Voicemail 3 (9 secondes):
« Et franchement mimi tu commences à casser les couilles sur le coran à me raccrocher au nez comme ça wallah, tu me pètes les couilles en fait, vas y c’est important rappelle, ta mère ».
Voicemail 4 (19 secondes):
« Ouis mimi alors ça va ? Je veux dire je … Je t’appelais là pour savoir si t’avais renvoyé le mandat (inaudible). Ok, bah rappelle moi arrêtes de faire la gamine comme ça, tu m’appelles deux minutes et puis voilà c’est bon. Ok? Vas-y rappelle moi j’attends ton appel » ;
Voicemail 8 (35 secondes):
< Tu me raccroches au nez pour être en double appel avec tes putains de negro et mais t’es trop forte, wallah, tu crois que je vais faire quoi en prison comme ça là, comme ça tu crois jfais quoi dans ma tête, ça se passe comment dans ma tête ? Tu penses qu’à ta petite gueule de pute en fait, tu penses qu’à ta petite personne de pute en fait, wallah AN, wallah, wallah, t’inquiètes pas, tu sais, j’ai dis entends bien les messages hein et entends les bien et je vais les mettre exécution maintenant, maintenant c’est fini, toi et moi c’est fini AM, je vais t’enculer ta mère quand je sors. Et prépare toutes mes affaires parceque ça va se terminer très très mal toi et moi, wallah, ça va se terminer très très mal. »>.
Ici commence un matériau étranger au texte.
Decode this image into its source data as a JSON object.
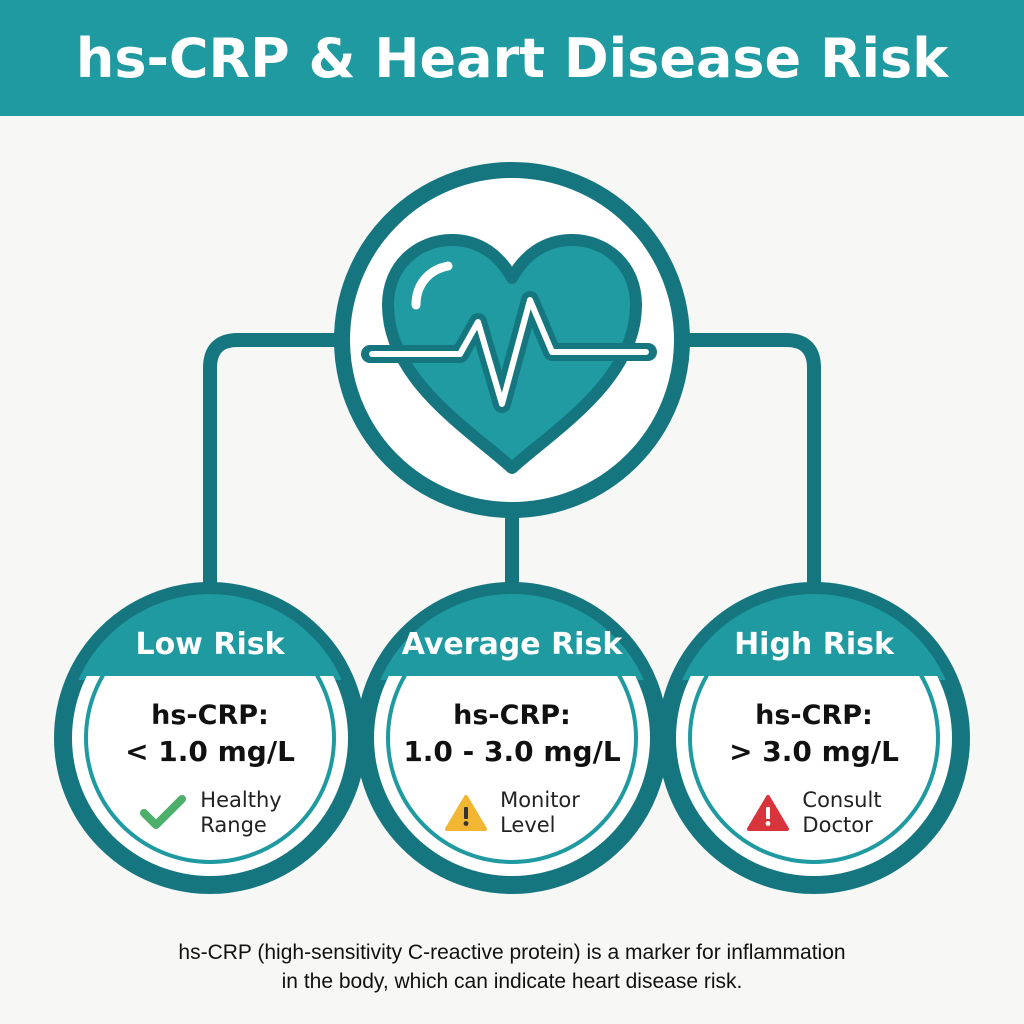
{
  "header": {
    "title": "hs-CRP & Heart Disease Risk"
  },
  "cards": [
    {
      "title": "Low Risk",
      "label": "hs-CRP:",
      "range": "< 1.0 mg/L",
      "status_line1": "Healthy",
      "status_line2": "Range",
      "icon": "check-icon",
      "icon_color": "#4caf6a"
    },
    {
      "title": "Average Risk",
      "label": "hs-CRP:",
      "range": "1.0 - 3.0 mg/L",
      "status_line1": "Monitor",
      "status_line2": "Level",
      "icon": "warning-icon",
      "icon_color": "#f2b632"
    },
    {
      "title": "High Risk",
      "label": "hs-CRP:",
      "range": "> 3.0 mg/L",
      "status_line1": "Consult",
      "status_line2": "Doctor",
      "icon": "alert-icon",
      "icon_color": "#d8343b"
    }
  ],
  "footer": {
    "line1": "hs-CRP (high-sensitivity C-reactive protein) is a marker for inflammation",
    "line2": "in the body, which can indicate heart disease risk."
  },
  "colors": {
    "teal": "#1e9aa0",
    "dark_teal": "#16767f",
    "background": "#f7f7f6"
  }
}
Voicemail 10 (29 secondes):
< Clocharde va, tu me raccroches au nez putain t’es vraiment qu’une merde, une clocharde, une crasseuse de merde, tu me dégoutes ta mère (inaudible) t’as pas hone à ton âge, crasseuse, 48 ans tu me raccroches au nez tu sais très bien ce qui se passerait si je t’avais devant moi tu me raccroches au nez, espèce de petite merde va, tu savais très bien qu’il fallait me rappeler aujourd’hui pour me demander pour le mandat, espèce de pute va, aller mets-toi les dans le cul sale clocharde »>.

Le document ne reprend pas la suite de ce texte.